Totally called Dee's demise. I do that. I annoy friends with my ability. Ten minutes into "The Fifth Sense" I leaned over to my friend and said, "You know Bruce Willis is dead, right?" She didn't believe me, but then she did and wouldn't stop pestering me for lotto numbers. It's not precognition or ESP or anything metaphysical, really. It's that there's nothing new under the sun in mass market entertainment and plot contrivances are, more often than not, just that.

One of the old standards of emotionally manipulative narrative is "Torture The Fluffy Bunny". Take the emotional center of your story, the few vaguely likable people, do horrible mental things to them and then, after you've destroyed them psychologically, kill them. It doesn't have to make sense, it doesn't even have to be in their character. People will be so shocked and appalled by your cruelty that they'll mistake it for real emotional development. Plus, people want to identify with the fluffy bunny so hurting them is tantamount to hurting your audience, at least enough to get them involved. It's a cheap and tacky way to provoke sympathy and BSG has not been above using it in the past.

So, the second Dee became "long suffering" but basically good, I knew we had a "Dead Supporting Character Walking." When she had her little breakdown on the shuttle, her fate was sealed. However, something tells me we haven't seen the end of her.

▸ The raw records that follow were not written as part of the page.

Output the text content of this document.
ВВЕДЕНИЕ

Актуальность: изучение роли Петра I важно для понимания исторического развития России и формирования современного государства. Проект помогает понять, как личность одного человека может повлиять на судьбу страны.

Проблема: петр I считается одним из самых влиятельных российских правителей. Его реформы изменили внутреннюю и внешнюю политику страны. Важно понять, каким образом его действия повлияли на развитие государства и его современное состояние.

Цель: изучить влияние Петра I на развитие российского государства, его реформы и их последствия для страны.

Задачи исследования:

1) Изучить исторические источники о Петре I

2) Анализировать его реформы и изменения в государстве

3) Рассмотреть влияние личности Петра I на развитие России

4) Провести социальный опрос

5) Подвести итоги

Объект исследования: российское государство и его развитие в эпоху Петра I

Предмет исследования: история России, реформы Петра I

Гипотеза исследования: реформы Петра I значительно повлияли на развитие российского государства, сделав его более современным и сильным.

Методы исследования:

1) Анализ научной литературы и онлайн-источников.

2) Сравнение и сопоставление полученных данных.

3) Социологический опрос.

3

Which brings me to my theory. Everyone's a cylon who only think they're human and Earth is some sort of giant Hub, bringing back any cylon/human who dies near it (hence the repeating "This has all happened before" motto). Now, I'm not convinced of this, and they've kept a couple of options open, but it certainly seems the most likely interpretation at this point. I'm also not exactly sure how it plays out. Did the flashbacks the final four were having stem from them being cylons on Earth were cylons or because they were humans and cylon resurrection was some sort of human bid for immortality that went wrong, but I'm practically convinced it's going to develop along these lines.
David said…
^Dang. You already had the record for the longest comment on my blog. :-P

Well, I won’t argue with you about the Fluffy Bunny thing as BSG has a history of killing of the nice people. I’m still angry about Paul Campbell/Billy Keikeya by the way. That’s an interesting theory that you have. I was thinking along the lines that Human and Colonial histories were developing the same way except that the Humans were further along the evolutionary process. I’m guessing that the 13th Tribe came as humans to Earth originally and developed their own cybernetic technology to the point that humans became cylons. But I question my own theory because it doesn’t fit in with the need for procreation. Even though the significant seven were able to achieve a sort of immortality through resurrection, they actively sought out to reproduce sexually. Clearly through Tyrol, the final five have this capability. So I have to wonder at Ellen’s final words, if reproduction was used, why resurrect? The next thing I question is why was a toaster there? If human cylons were in existence, would they still create their versions of toasters. It seems obvious as the Colonial cylons keep centurions but still, something it doesn’t seem to fit quite right.